Por eso cuando en la definición de memoria se describe como “una función cognitiva fundamental del sistema nervioso que permite a los seres humanos almacenar, retener y recuperar información a lo largo del tiempo y que es esencial para el aprendizaje, la adaptación y la supervivencia, e intrínsecamente vinculada a la identidad y experiencia personal”, falta el aspecto irracional del componente emotivo. En especial cuando se trata de vivencias relacionadas a personas.
Quien de nosotros puede olvidar a esa maestra de la primaria tan amorosa y comprensiva con la cual las clases eran más que interesantes y se pasaban volando; de ese amigo, vecino con el cual compartimos tantas travesuras y momentos alegres en la infancia; de ese almacenero bonachón que siempre nos regalaba caramelos cuando íbamos a comprar algo a su negocio; de ese compañero de trabajo que nunca nos fallaba cuando le pedíamos un favor. Y así uno podría seguir la enumeración.
También entre nosotros, en nuestro sanatorio Dios puso en nuestro camino colaboradores que por uno u otro motivo han sido una luz en nuestro andar cotidiano, con su ejemplo, con sus enseñanzas, con su profesionalidad, con sus palabras de aliento; con su cordialidad…No en primer lugar a causa de la jerarquía del puesto que ocupaban, sino por su servicio desinteresado, por su disponibilidad para dar una mano, por su alegría en el trabajo, por su ayuda ante cualquier necesidad.

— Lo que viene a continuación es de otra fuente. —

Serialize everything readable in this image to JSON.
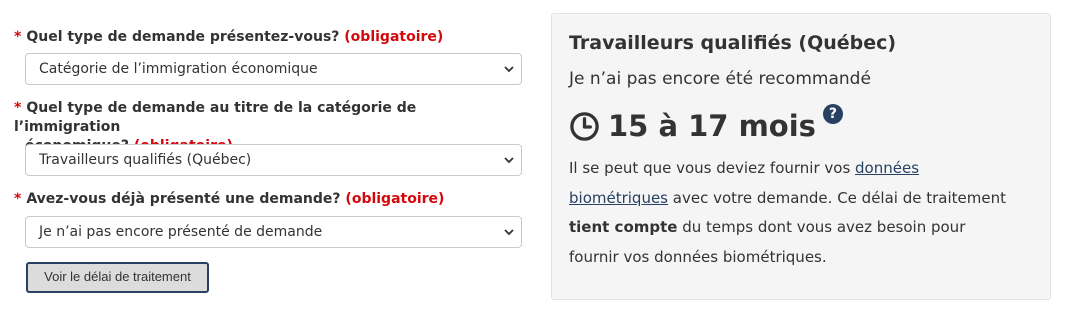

Son aquellos que nos consolaron en los momentos difíciles, que nos alentaron en las decisiones, que compartieron nuestra vida con la sinceridad de su amistad.
A todos esos colaboradores, en especial los de los primeros tiempos del sanatorio; los reconocidos y los desapercibidos, nuestro sentido homenaje, porque, aunque han partido a la Casa del Padre, sin embargo, siguen viviendo entre nosotros porque han dejado una huella imborrable en la memoria del Mater Dei.